(My September–November Post Taste)
This autumn turned into a small professional marathon.
In September I was in Dubai at SHRM MENA – thousands of HR people, endless energy and air conditioning strong enough to prepare anyone for a future Antarctic expedition. I even returned home with a fever, but it was worth it, so no regrets at all.
In October I flew to Brussels, where we had:
- the EAPM Delegates Assembly – including a very serious conversation about how HR will shape the future workforce of Europe (no pressure),
- the Belgium HR Conference – where people discuss HR tools and HR failures with the same emotional intensity others usually reserve for football championships.
And in November I joined MELA Reunion, a gathering of leaders from my beloved network where the energy is so uplifting that you fly to your next destination taller. Sadly only spiritually. My actual height remains exactly the same.
Four events. Four different worlds. One conclusion getting louder at every boarding gate:
Conferences and professional networks develop us more than trainings.
Yes, I still design and run trainings:) Life is ironic.
Now let me explain my point.

Trainings teach you things. Conferences change your brain map.
At a training you learn a tool. At a conference you suddenly realise that your big problem is actually a small warm up exercise for half the planet.
Instant mental resizing. A free upgrade you did not even know you needed.
Trainings have slides. Conferences have slides too, but they also have people who actually do things.
Slides are nice. They are polite and polished. They behave.
But at a conference you meet real people who deal with real situations and struggle with real challenges just like you do.
And when someone honestly says: “Here is what happened in my company and yes, we are still alive”
you start thinking: “Oh, so this is how the real world works”
No long introduction. No dramatic build up. No corporate poetry. Just express knowledge wrapped neatly like a delicious shaurma, warm, direct and straight to the point.

Being in a room full of smart people forces you to grow up a little.
Psychology calls it social elevation.
Being surrounded by brilliant minds activates your best self settings. No motivational posters needed. No inspirational Instagram stories either.
Because you look around and think that these smart people are your colleagues. Then maybe you are not doing so badly.
That is growth. Identity edition.

Good fortune=unexpected magic
Trainings are planned. Conferences are also planned, but they do not exactly behave like it.
The real learning, the part that actually stays, happens:
- at coffee tables where conversations decide that your agenda is optional,
- in long corridors where someone stops you with one sentence that changes your whole thinking,
- when you accidentally sit next to an interesting person (usually because the normal seats were taken),
- and yes, even in restrooms. (I have a story. A good one. One day I will share it.)
This is development in its surprise edition.

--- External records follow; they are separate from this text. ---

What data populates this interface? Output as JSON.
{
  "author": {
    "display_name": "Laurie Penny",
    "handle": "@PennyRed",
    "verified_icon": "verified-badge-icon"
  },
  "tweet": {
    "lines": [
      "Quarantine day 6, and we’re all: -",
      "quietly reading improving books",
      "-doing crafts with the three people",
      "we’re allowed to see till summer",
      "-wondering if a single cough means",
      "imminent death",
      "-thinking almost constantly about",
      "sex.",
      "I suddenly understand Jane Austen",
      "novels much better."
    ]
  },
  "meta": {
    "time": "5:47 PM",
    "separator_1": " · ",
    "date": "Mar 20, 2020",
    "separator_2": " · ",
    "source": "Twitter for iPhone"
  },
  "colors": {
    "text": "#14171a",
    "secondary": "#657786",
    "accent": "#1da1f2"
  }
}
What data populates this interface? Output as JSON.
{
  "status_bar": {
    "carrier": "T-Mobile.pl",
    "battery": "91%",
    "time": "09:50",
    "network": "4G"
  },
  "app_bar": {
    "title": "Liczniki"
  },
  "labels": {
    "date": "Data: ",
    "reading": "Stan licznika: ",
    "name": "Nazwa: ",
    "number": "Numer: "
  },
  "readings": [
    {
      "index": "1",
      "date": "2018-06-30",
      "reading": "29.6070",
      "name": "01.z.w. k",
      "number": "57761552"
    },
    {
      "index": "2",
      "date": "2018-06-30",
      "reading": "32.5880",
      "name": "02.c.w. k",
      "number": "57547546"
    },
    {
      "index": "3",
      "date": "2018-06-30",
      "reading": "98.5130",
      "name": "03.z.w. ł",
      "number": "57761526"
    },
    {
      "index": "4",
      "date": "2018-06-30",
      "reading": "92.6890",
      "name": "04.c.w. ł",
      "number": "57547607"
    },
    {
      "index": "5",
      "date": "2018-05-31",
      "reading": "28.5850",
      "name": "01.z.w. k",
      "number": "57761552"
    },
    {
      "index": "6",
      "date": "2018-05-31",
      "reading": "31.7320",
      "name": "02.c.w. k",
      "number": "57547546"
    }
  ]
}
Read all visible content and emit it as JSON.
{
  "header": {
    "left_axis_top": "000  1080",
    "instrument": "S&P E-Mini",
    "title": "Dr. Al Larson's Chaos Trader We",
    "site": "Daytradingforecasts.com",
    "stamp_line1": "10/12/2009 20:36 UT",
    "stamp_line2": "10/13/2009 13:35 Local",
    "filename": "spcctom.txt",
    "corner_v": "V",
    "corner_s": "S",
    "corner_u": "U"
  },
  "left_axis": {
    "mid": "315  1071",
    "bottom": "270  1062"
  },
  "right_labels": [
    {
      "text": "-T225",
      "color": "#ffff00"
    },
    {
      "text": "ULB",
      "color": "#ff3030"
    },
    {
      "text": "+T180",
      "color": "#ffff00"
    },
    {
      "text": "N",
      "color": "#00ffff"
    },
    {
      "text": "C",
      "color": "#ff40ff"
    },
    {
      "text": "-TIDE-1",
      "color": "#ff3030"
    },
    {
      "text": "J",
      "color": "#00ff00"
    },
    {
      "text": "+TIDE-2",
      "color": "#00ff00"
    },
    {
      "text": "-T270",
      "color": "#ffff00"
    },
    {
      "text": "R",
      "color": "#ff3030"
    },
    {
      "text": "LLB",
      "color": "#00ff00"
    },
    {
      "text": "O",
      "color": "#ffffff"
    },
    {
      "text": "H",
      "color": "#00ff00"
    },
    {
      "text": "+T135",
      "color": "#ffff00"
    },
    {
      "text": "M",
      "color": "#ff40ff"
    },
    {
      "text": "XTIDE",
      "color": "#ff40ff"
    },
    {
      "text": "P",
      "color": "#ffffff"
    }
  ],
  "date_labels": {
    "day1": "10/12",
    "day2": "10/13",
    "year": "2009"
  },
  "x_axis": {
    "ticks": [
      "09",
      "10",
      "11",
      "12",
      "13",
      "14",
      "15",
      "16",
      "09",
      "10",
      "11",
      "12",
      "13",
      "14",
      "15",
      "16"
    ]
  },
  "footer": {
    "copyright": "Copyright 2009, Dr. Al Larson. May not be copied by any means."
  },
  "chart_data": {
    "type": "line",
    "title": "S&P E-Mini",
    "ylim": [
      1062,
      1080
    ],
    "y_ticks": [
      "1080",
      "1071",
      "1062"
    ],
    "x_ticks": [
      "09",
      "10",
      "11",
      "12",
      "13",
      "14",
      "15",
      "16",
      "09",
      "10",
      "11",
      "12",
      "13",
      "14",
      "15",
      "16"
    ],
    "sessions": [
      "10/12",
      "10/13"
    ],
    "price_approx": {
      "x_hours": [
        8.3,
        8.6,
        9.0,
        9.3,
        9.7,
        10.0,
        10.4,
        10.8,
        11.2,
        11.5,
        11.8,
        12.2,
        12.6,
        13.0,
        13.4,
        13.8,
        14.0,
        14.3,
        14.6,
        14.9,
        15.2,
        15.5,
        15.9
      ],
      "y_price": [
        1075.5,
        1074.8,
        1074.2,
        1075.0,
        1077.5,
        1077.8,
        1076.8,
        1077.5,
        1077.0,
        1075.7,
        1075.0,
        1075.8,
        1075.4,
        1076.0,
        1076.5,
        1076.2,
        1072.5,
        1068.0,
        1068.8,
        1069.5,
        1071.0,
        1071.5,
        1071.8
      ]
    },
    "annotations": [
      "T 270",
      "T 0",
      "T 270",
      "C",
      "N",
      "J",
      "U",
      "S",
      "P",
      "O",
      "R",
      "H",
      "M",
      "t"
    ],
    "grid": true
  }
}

Conferences do not just give knowledge. They give opportunities.
Trainings prepare you for opportunities. Conferences deliver them right to your face.
Collaborations, project ideas, invitations… you name it. And sometimes the moment is as simple as someone saying during a coffee break: “You should speak in our country”.
Boom. Your professional GPS navigator has recalculated. This is the kind of chance that trainings simply do not create.
Professional expansion mode.

Trainings last two days. A network can last years.
The real development happens after the event – messages, calls, WhatsApp groups, shared advice, new ideas, friendships, projects and thousands of tiny check-ins that move you forward without you even noticing it.
A training gives you information and, if you are lucky, a skill. A network gives you a future.

My Final Post Taste
These trips reminded me of something important.
We do not grow because someone teaches us a new model. We grow because we meet people who make us think differently and sometimes much bigger than we planned.
Conferences and networks do not hand you formulas, so if you go there only for formal new knowledge, you will be disappointed.
They hand you perspective, courage and community. And sometimes this is exactly what we need more than another tool, worksheet or framework.

So if you ever wonder whether you should go to that conference, the answer is simple:
Yes!!! Pack your bag. You will return with a new version of yourself. And possibly a colder nose, depending on the air conditioning.